A relative I’d communicated with on Ancestry.com and myself arranged this meeting. This particular branch in my family tree has been of mystery as I have little information.


A lesson that has been slowly absorbed by myself, taught to me by my mother and her father (Grandpop), “You can learn more with your mouth closed and your ears open.” On the drive I vowed in my mind to adhere to this wise advice.


Arriving about 20 minutes ahead of meeting time left time to find the ladies room and apply lipstick. I knew as I approached the meeting spot that the people I was to meet were gathered together awaiting our introductions.


A feat in and of itself, my relative had gathered his entire immediate family together. Along with a wife, 3 children accompanied by spouses or significant other’s, along with the grandchildren of my relative gathered en mass. I was extremely impressed and in awe at his ability to coordinate such a large group of people for such an awkward and unusual occasion.

Feeling like an intruder they welcomed me into their family vacation time. I’ll admit that when plans changed for lunch due to the dynamics of such a large family, I felt a bit nervous. Following his car to their time-share I called my husband to let him know where I was going. I do try to be “city smart” when indulging myself in such events.


Upon arrival at the time-share his wife and daughter proceeded to go fetch a meal to serve the now group of 8 adults and 8 children. The efficient and timely collection of luncheon items and preparation was impressive. The meal that followed was appropriate and plentiful.


As a “guest” I was invited to fill my plate first. Next the situation deviated from what I would have known as my norm and all of the grandchildren were fed. Following the grandchildren were the adult children and their mother with the patriarch, my relative, preparing his plate of food last.


Gathered around a big table the conversation was light and spontaneous. Interjections by 3 year olds, adult children, and the eldest generation were interesting and not necessarily connected. I learned about things such as pre-K, haircuts, further education in nursing and a family business. As I interrogated the details of the business eyes began to roll, sighs of “oh here we go” were audibly interjected as the explanation began.


My relative’s wife began to explain her business. She told me she owns and operates a “shop”. Explaining to me in brief she disclosed the two sides of the business. One side of the business was a huge explanation for the abundant display of body piercing by everyone except my relative, a jewelry, clothing side and the other side of the business being "New Age" religion and the religion of Wicca. Apparently my immediate inquiry directed at my relative, “So you’re the only Catholic in your family?” was enough to signal my disinterest in the details beyond what had been disclosed to me thus far.


The family dispersed and I was left alone with my relative. We sat and talked about our common ancestors while sharing bits and pieces of our own lives past and present.

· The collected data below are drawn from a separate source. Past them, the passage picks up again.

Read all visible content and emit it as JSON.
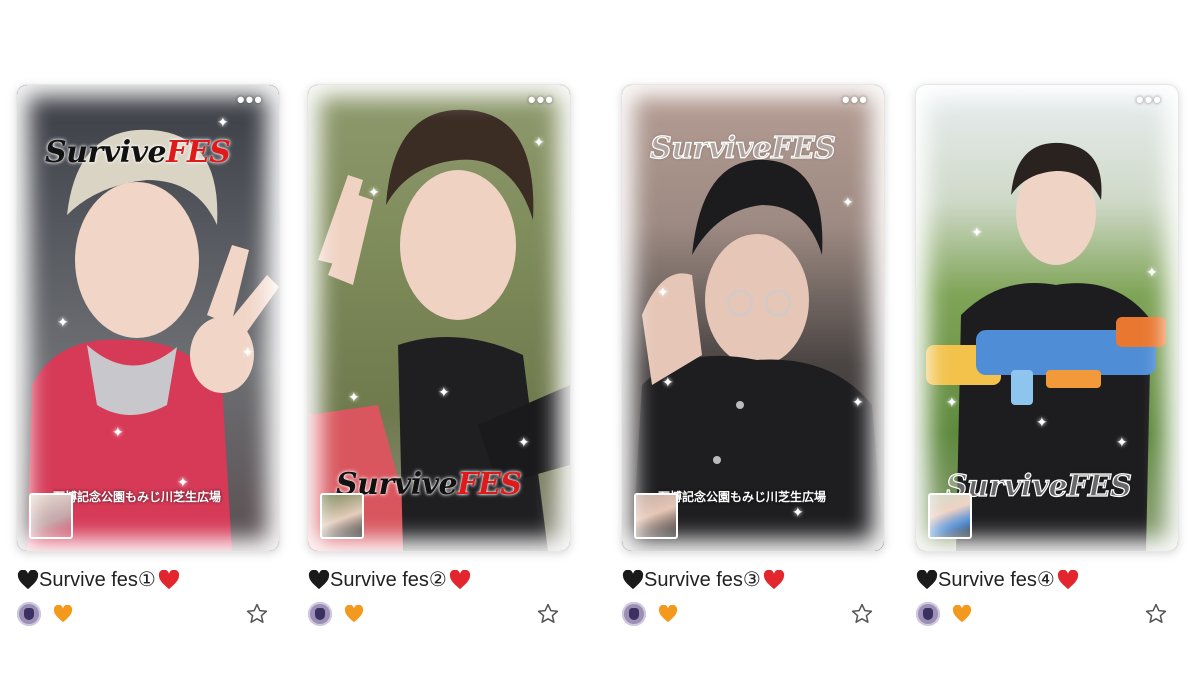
{
  "cards": [
    {
      "title": "Survive fes①",
      "logo": {
        "word1": "Survive",
        "word2": "FES"
      },
      "location": "万博記念公園もみじ川芝生広場",
      "menu_icon": "more-dots-icon",
      "favorite_icon": "star-outline-icon",
      "like_icon": "orange-heart-icon"
    },
    {
      "title": "Survive fes②",
      "logo": {
        "word1": "Survive",
        "word2": "FES"
      },
      "location": "",
      "menu_icon": "more-dots-icon",
      "favorite_icon": "star-outline-icon",
      "like_icon": "orange-heart-icon"
    },
    {
      "title": "Survive fes③",
      "logo": {
        "word1": "Survive",
        "word2": "FES"
      },
      "location": "万博記念公園もみじ川芝生広場",
      "menu_icon": "more-dots-icon",
      "favorite_icon": "star-outline-icon",
      "like_icon": "orange-heart-icon"
    },
    {
      "title": "Survive fes④",
      "logo": {
        "word1": "Survive",
        "word2": "FES"
      },
      "location": "",
      "menu_icon": "more-dots-icon",
      "favorite_icon": "star-outline-icon",
      "like_icon": "orange-heart-icon"
    }
  ],
  "menu_glyph": "•••",
  "colors": {
    "heart_black": "#1a1a1a",
    "heart_red": "#e3262d",
    "heart_orange": "#f39a1e",
    "logo_red": "#e01a1a"
  }
}
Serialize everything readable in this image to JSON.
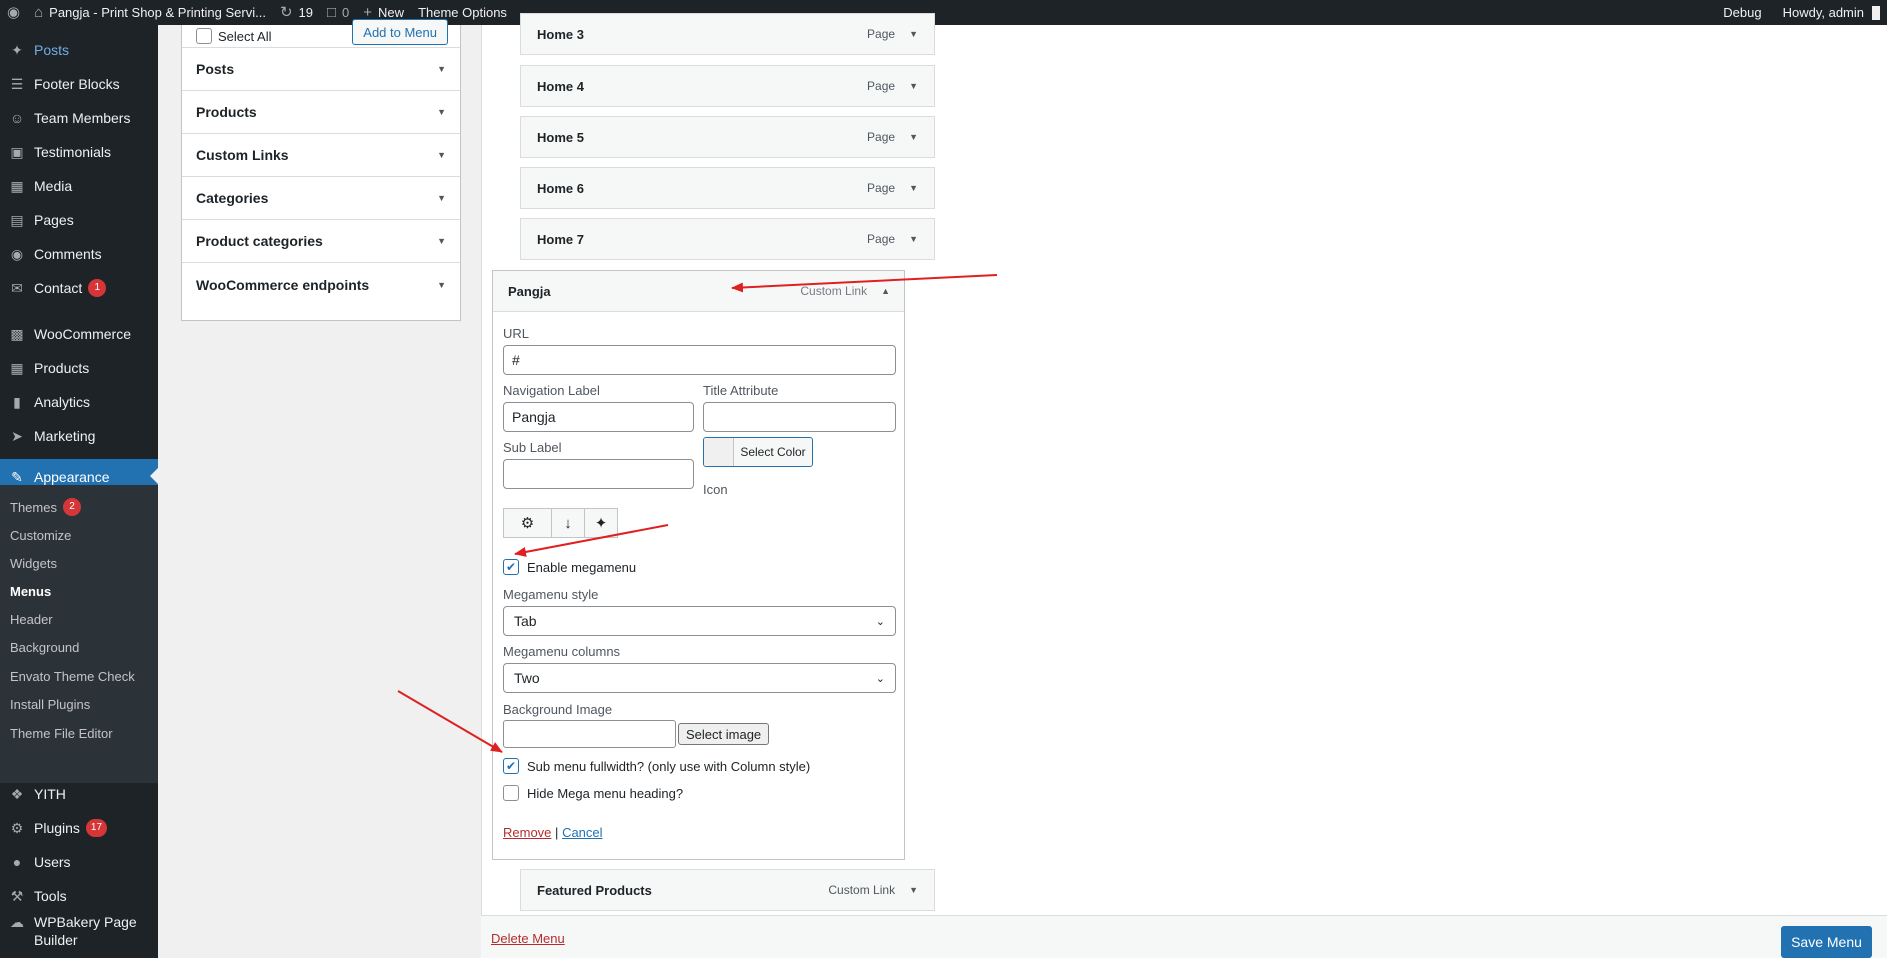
{
  "adminbar": {
    "site_title": "Pangja - Print Shop & Printing Servi...",
    "updates_count": "19",
    "comments_count": "0",
    "new_label": "New",
    "theme_options_label": "Theme Options",
    "debug_label": "Debug",
    "howdy_label": "Howdy, admin"
  },
  "sidebar": {
    "items": [
      {
        "label": "Posts",
        "icon": "pin-icon"
      },
      {
        "label": "Footer Blocks",
        "icon": "list-icon"
      },
      {
        "label": "Team Members",
        "icon": "team-icon"
      },
      {
        "label": "Testimonials",
        "icon": "testimonial-icon"
      },
      {
        "label": "Media",
        "icon": "media-icon"
      },
      {
        "label": "Pages",
        "icon": "pages-icon"
      },
      {
        "label": "Comments",
        "icon": "comments-icon"
      },
      {
        "label": "Contact",
        "icon": "mail-icon",
        "badge": "1"
      },
      {
        "label": "WooCommerce",
        "icon": "woo-icon"
      },
      {
        "label": "Products",
        "icon": "products-icon"
      },
      {
        "label": "Analytics",
        "icon": "analytics-icon"
      },
      {
        "label": "Marketing",
        "icon": "megaphone-icon"
      },
      {
        "label": "Appearance",
        "icon": "brush-icon"
      }
    ],
    "submenu": [
      {
        "label": "Themes",
        "badge": "2"
      },
      {
        "label": "Customize"
      },
      {
        "label": "Widgets"
      },
      {
        "label": "Menus"
      },
      {
        "label": "Header"
      },
      {
        "label": "Background"
      },
      {
        "label": "Envato Theme Check"
      },
      {
        "label": "Install Plugins"
      },
      {
        "label": "Theme File Editor"
      }
    ],
    "lower_items": [
      {
        "label": "YITH",
        "icon": "yith-icon"
      },
      {
        "label": "Plugins",
        "icon": "plugins-icon",
        "badge": "17"
      },
      {
        "label": "Users",
        "icon": "users-icon"
      },
      {
        "label": "Tools",
        "icon": "tools-icon"
      },
      {
        "label": "WPBakery Page Builder",
        "icon": "wpbakery-icon"
      }
    ]
  },
  "accordion": {
    "select_all": "Select All",
    "add_to_menu": "Add to Menu",
    "sections": [
      "Posts",
      "Products",
      "Custom Links",
      "Categories",
      "Product categories",
      "WooCommerce endpoints"
    ]
  },
  "menu_items": [
    {
      "title": "Home 3",
      "type": "Page"
    },
    {
      "title": "Home 4",
      "type": "Page"
    },
    {
      "title": "Home 5",
      "type": "Page"
    },
    {
      "title": "Home 6",
      "type": "Page"
    },
    {
      "title": "Home 7",
      "type": "Page"
    }
  ],
  "custom_item": {
    "title": "Pangja",
    "type": "Custom Link",
    "url_label": "URL",
    "url_value": "#",
    "nav_label_label": "Navigation Label",
    "nav_label_value": "Pangja",
    "title_attr_label": "Title Attribute",
    "sub_label_label": "Sub Label",
    "select_color": "Select Color",
    "icon_label": "Icon",
    "enable_megamenu": "Enable megamenu",
    "megamenu_style_label": "Megamenu style",
    "megamenu_style_value": "Tab",
    "megamenu_columns_label": "Megamenu columns",
    "megamenu_columns_value": "Two",
    "background_image_label": "Background Image",
    "select_image": "Select image",
    "sub_menu_fullwidth": "Sub menu fullwidth? (only use with Column style)",
    "hide_heading": "Hide Mega menu heading?",
    "remove": "Remove",
    "separator": "|",
    "cancel": "Cancel"
  },
  "featured_item": {
    "title": "Featured Products",
    "type": "Custom Link"
  },
  "footer": {
    "delete_menu": "Delete Menu",
    "save_menu": "Save Menu"
  },
  "colors": {
    "accent": "#2271b1",
    "annotation_arrow": "#e02020",
    "admin_dark": "#1d2327"
  }
}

My relative’s sincere dedication to hard honest work and providence for his family was impressively apparent. As we talked I listened to him elaborate on his experience with ancestry research. All the while thinking that if this man was so passionate about this interest I had a lot to learn from him. Occurring to me as well was the thought that perhaps no one of his family quite shared his enthusiasm for this research. To indulge him in my time to listen to him was of benefit to me as well. I appreciated his time taken out of his family time to share with me.


Departing several hours later I was filled with new information along with my own thoughts. Sensing a feeling of “one day you’re not going to luck out on these adventures” I’ve allowed my older good sense to caution me as to my future meetings with strangers.